Fluorescein angiography (FA) has been used to visualize the retinal blood vessels and perfusion thereby enhancing the knowledge of the pathophysiology underlying retinal diseases (Pineles and Arnold, 2012; Desmettre et al., 2000). It is an invasive imaging technique which can be used for diagnostics of retinal and choroidal diseases as well as for research (Talks, J. et al., 2007; Oto, S. et al., 2002; Pauleikhoff, D. et al., 1999). Another method for examining the retinal microcirculation is retinal oximetry, which is a non-invasive imaging technique that utilizes spectrophotometry and allows reproducible calculation of retinal blood vessel oxygen saturation and vessel width (Klefter et al., 2015). In brief, oxygen saturations are typically measured in the peripapillary vessels and are estimated based on the intensity of reflected light from retinal vessels and surrounding tissue. The underlying principle utilizes the difference in the light absorption spectra of oxyhemoglobin and deoxyhemoglobin in the blood (Schweitzer et al., 1999, 2001; Hardarson et al., 2006; Vosborg et al., 2020). Retinal oximetry has been validated with both hypoxia and hyperoxia as well as calibrated towards systemic arterial saturation through extensive studies (Eliasdottir, 2018). The Oxymap retinal oximetry apparatus provides automated vessel detection and estimates oxygen saturations in all vessels thus detected in the image. Manual tracing allows for particular vessel segments to be selected for analysis. This makes the analysis adaptable and allows for customization to different clinical research questions. Differentiating between arterial and venous segments is fundamental. Traditionally, vessel selection for retinal oximetry analysis is done based on morphological characteristics and supported by an overlay on the fundus image showing the estimated blood oxygen saturations. To examine the validity of this approach, we compared it with vessel selection supported by fluorescein angiography.

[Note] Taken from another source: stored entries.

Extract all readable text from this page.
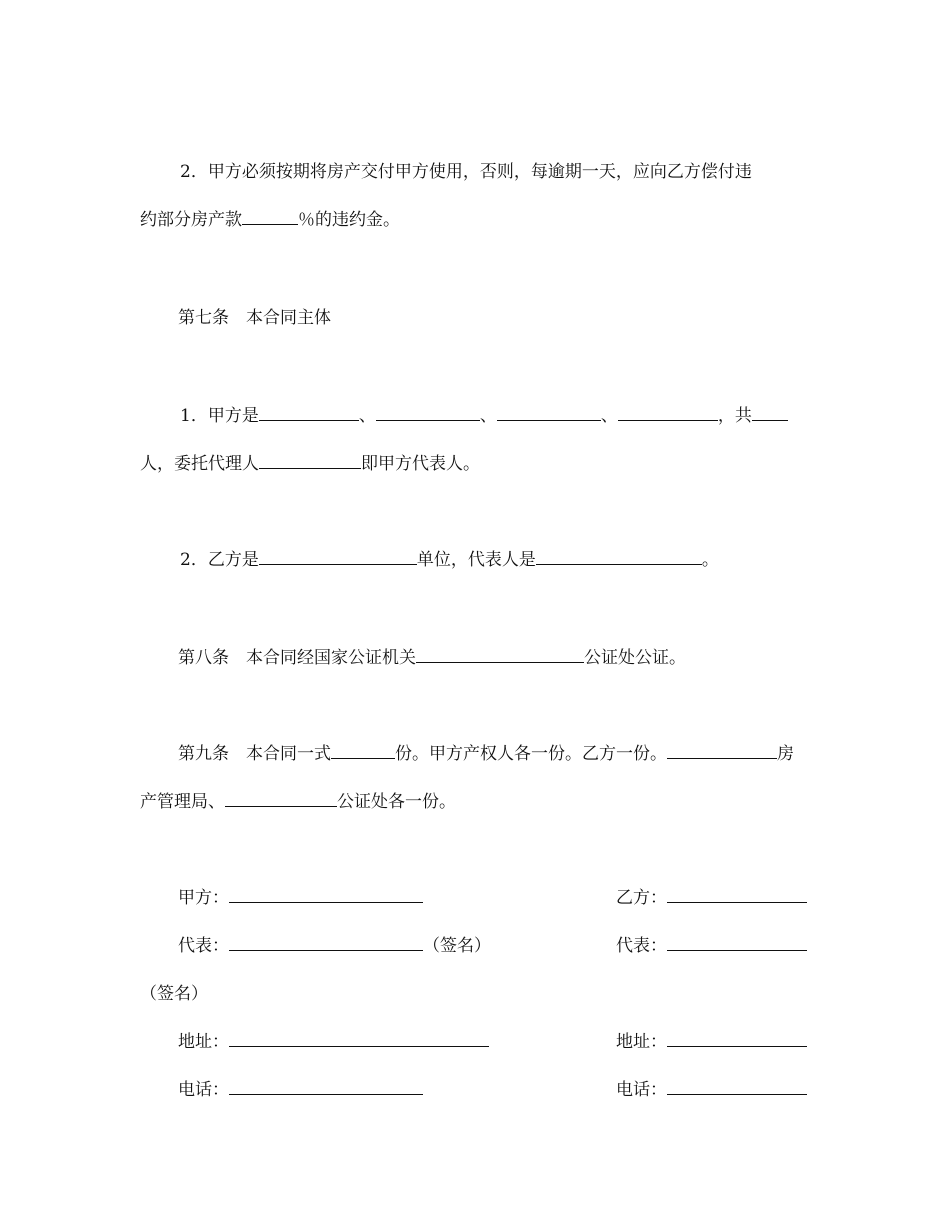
2．甲方必须按期将房产交付甲方使用，否则，每逾期一天，应向乙方偿付违
约部分房产款	％的违约金。
第七条　本合同主体
1．甲方是	、	、	、	，共
人，委托代理人	即甲方代表人。
2．乙方是	单位，代表人是	。
第八条　本合同经国家公证机关	公证处公证。
第九条　本合同一式	份。甲方产权人各一份。乙方一份。	房
产管理局、	公证处各一份。
甲方：	乙方：
代表：	（签名）	代表：
（签名）
地址：	地址：
电话：	电话：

This validation study was performed in patients with optic disc drusen (ODD). This is an optic neuropathy where compromised blood flow to the anterior part of the optic nerve head is believed to be an essential part of the pathophysiology underlying the visual dysfunction (Hamann et al., 2018; Palmer et al., 2018). Hence, retinal oximetry has the potential to characterize key aspects of the pathophysiology of ODD which was therefore chosen as the model disease for the present investigation. We aimed to determine if the use of fluorescein angiography guidance would lead to different retinal oximetry results when compared with the traditional method of manual vessel selection. The results could be valuable in future analyses of patients with ODD as well as other retinal or optic nerve diseases.

A previous study (Mustonen and Niemien, 1982) proposed that FA is a valid method to examine abnormal vascular patterns that could be associated with ODD. Additionally, earlier studies have found a prolonged filling of the peripapillary choriocapillaris in patients with ODD and suggest that this finding is an indication of an infarct in the choroid or impaired blood flow (de Laey, 2014; Pauleikhoff, D. et al., 1999; Erkkilä, 1976). Several other studies have shown a correlation between perfusion velocities and oxygen saturation suggesting that the saturation can be used as an indicator of the blood flow of the retina (Stefánsson et al., 2019; Jeppesen and Bek, 2019; Blindbæk et al., 2020). In glaucoma patients, oximetry findings have been assessed to further support the rationale of using oximetry in examination of patients with optic neuropathies (Vandewalle et al, 2014, Shughoury et al., 2020).